Virtual machines residing on VSAN are experiencing latency every week during a specific time interval
At the same time there are backup jobs running in the backend
Latencies are seen only while the vm is on VSAN datastore. There were no issues reported while the virtual machines were residing on VMFS or NFS volumes
VMware VSAN 8.x
The performance degradation or latencies are observed whenever there is a spike in the virtual machine iops. We see that there is a RDT network latency reported whenever there is a spike in iops causing latency at cluster level due to which users are reporting latency at the virtual machine layer
On using IO trip analyzer to validate the latency issues, we can see latency reported at the network layer indicating network hardware issues or network congestions
To use IO trip analyzer please refer: Use vSAN I/O Trip Analyzer
For example, in an environment with underlying issues at the network layer, the IO trip analyzer will report the areas of issues in Red
If we click on the red icon it will provide further details indicating which layer is having an issue. In the above case, issue is seen at the networking layer. On clicking on the red icon it displays the below details
In addition to this, on processing the VSAN performance data in humbug we can see that latency is reported at the cluster level whenever there is a spike in the IOPs. (Please collect the VSAN performance data by following the steps documented in Collecting vSAN Performance Service data for vSAN performance issues and reach out to Broadcom support to process the data in Humbug)

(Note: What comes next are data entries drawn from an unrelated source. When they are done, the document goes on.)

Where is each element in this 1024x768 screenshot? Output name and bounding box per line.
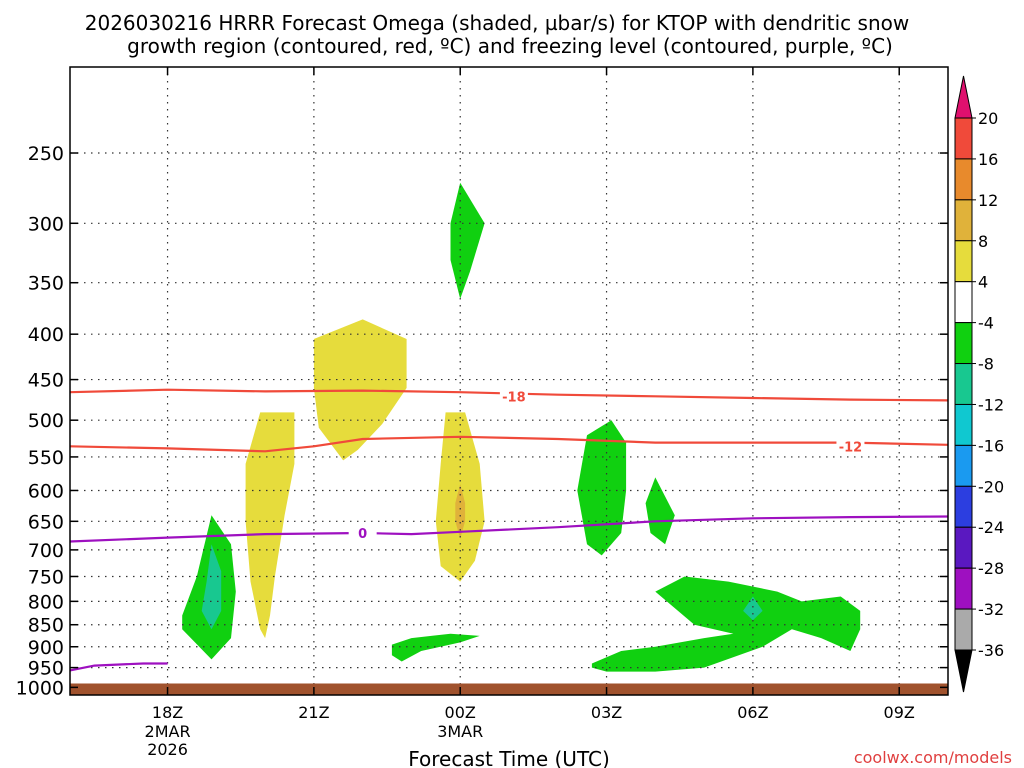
y-tick-label-950: 950	[28, 658, 64, 680]
contour-zero-freezing	[69, 515, 949, 543]
y-tick-label-850: 850	[28, 615, 64, 637]
colorbar-label--24: -24	[978, 518, 1004, 537]
green-region-1	[450, 182, 485, 299]
colorbar-top-arrow	[954, 75, 973, 119]
y-tick-label-900: 900	[28, 637, 64, 659]
colorbar-label--4: -4	[978, 314, 994, 333]
chart-title-line1: 2026030216 HRRR Forecast Omega (shaded, …	[85, 11, 909, 35]
colorbar-label-8: 8	[978, 232, 988, 251]
colorbar-label--8: -8	[978, 355, 994, 374]
y-tick-label-700: 700	[28, 540, 64, 562]
y-tick-label-650: 650	[28, 511, 64, 533]
colorbar-swatch--8	[954, 322, 973, 365]
x-tick-sublabel-00Z: 3MAR	[437, 722, 483, 741]
colorbar-label-12: 12	[978, 191, 998, 210]
x-tick-label-21Z: 21Z	[298, 703, 329, 722]
colorbar-label--36: -36	[978, 641, 1004, 660]
contour-zero-freezing-label: 0	[358, 527, 367, 542]
colorbar-label--32: -32	[978, 600, 1004, 619]
colorbar-swatch--32	[954, 567, 973, 610]
y-tick-label-400: 400	[28, 324, 64, 346]
colorbar-label--16: -16	[978, 436, 1004, 455]
colorbar-label-4: 4	[978, 273, 988, 292]
contour-freezing-low	[69, 662, 168, 672]
y-tick-label-350: 350	[28, 273, 64, 295]
colorbar-swatch-12	[954, 158, 973, 201]
teal-region-1	[201, 544, 222, 630]
chart-title-line2: growth region (contoured, red, ºC) and f…	[127, 34, 893, 58]
y-tick-label-800: 800	[28, 591, 64, 613]
green-region-6	[591, 576, 861, 672]
credit-text: coolwx.com/models	[854, 748, 1012, 767]
colorbar-swatch--28	[954, 526, 973, 569]
green-region-5	[645, 477, 675, 545]
y-tick-label-550: 550	[28, 447, 64, 469]
contour-zero-freezing-label-bg	[348, 525, 377, 541]
green-region-3	[391, 633, 480, 662]
x-tick-year-18Z: 2026	[147, 740, 188, 759]
teal-region-2	[743, 596, 763, 621]
contour-minus12-label: -12	[839, 440, 863, 455]
colorbar-swatch-16	[954, 117, 973, 160]
orange-region-1	[455, 484, 466, 539]
contour-layer: -18 -12 0	[69, 388, 949, 672]
colorbar-label-20: 20	[978, 109, 998, 128]
colorbar-swatch-4	[954, 240, 973, 283]
y-tick-label-600: 600	[28, 480, 64, 502]
colorbar-label--12: -12	[978, 395, 1004, 414]
colorbar: 20 16 12 8 4 -4 -8 -12 -16 -20 -24 -28 -32 -36	[954, 75, 1004, 693]
y-tick-label-500: 500	[28, 410, 64, 432]
colorbar-label-16: 16	[978, 150, 998, 169]
colorbar-swatch--36	[954, 608, 973, 651]
x-tick-label-00Z: 00Z	[445, 703, 476, 722]
colorbar-swatch--20	[954, 444, 973, 487]
y-axis: 2503003504004505005506006507007508008509…	[16, 143, 948, 699]
colorbar-swatch--24	[954, 485, 973, 528]
x-axis-label: Forecast Time (UTC)	[408, 747, 610, 768]
omega-shaded-layer	[182, 182, 861, 672]
y-tick-label-450: 450	[28, 370, 64, 392]
plot-frame	[69, 66, 949, 696]
contour-minus12	[69, 435, 949, 453]
x-tick-label-03Z: 03Z	[591, 703, 622, 722]
colorbar-swatch--4	[954, 281, 973, 324]
x-tick-label-09Z: 09Z	[884, 703, 915, 722]
colorbar-bottom-arrow	[954, 649, 973, 693]
contour-minus12-label-bg	[836, 438, 865, 454]
contour-minus18-label: -18	[502, 390, 526, 405]
x-tick-label-06Z: 06Z	[737, 703, 768, 722]
x-tick-sublabel-18Z: 2MAR	[145, 722, 191, 741]
ground-fill	[70, 683, 948, 695]
colorbar-swatch-8	[954, 199, 973, 242]
yellow-region-2	[245, 412, 295, 639]
y-tick-label-250: 250	[28, 143, 64, 165]
y-tick-label-1000: 1000	[16, 677, 64, 699]
colorbar-label--28: -28	[978, 559, 1004, 578]
colorbar-swatch--12	[954, 363, 973, 405]
y-tick-label-300: 300	[28, 213, 64, 235]
colorbar-swatch--16	[954, 403, 973, 446]
ground-layer	[70, 683, 948, 695]
colorbar-label--20: -20	[978, 477, 1004, 496]
y-tick-label-750: 750	[28, 566, 64, 588]
x-tick-label-18Z: 18Z	[152, 703, 183, 722]
contour-minus18-label-bg	[499, 388, 528, 404]
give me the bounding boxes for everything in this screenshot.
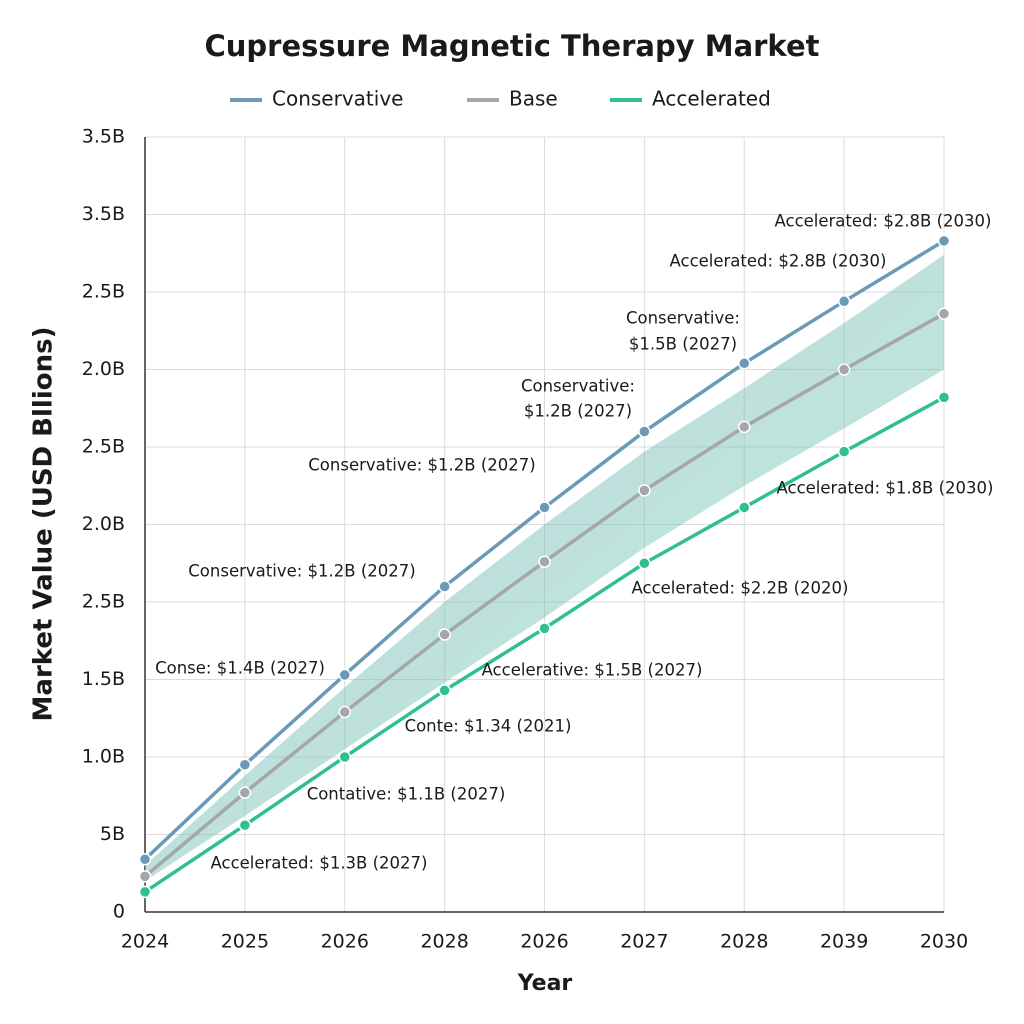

After processing the data in humbug, under DOM OSA & ESA select DOM OSA & ESA: Global client and you can see latency reported at the cluster level
As you can see from the below snippet, we notice latency spikes only when there is a spike in the IOPS and there are outstanding IOs
On checking further, we can see very high RDT latency under RDT: Host Stats indicating that the underlying network is not able to handle the load
From the above snippets, it is clear that whenever there is a spike in IOPS, the RDT network latency also increases, leading to a higher number of outstanding IOs and, consequently, latency at the cluster level.
The observed latency directly correlates with spikes in IOPS, indicating that the network is unable to handle the increased load. If this workload is expected, the current network configuration may not be sufficient and should be reviewed with your solution architect. If the network should support this workload, engage your networking team to investigate potential bottlenecks or performance constraints at the network layer.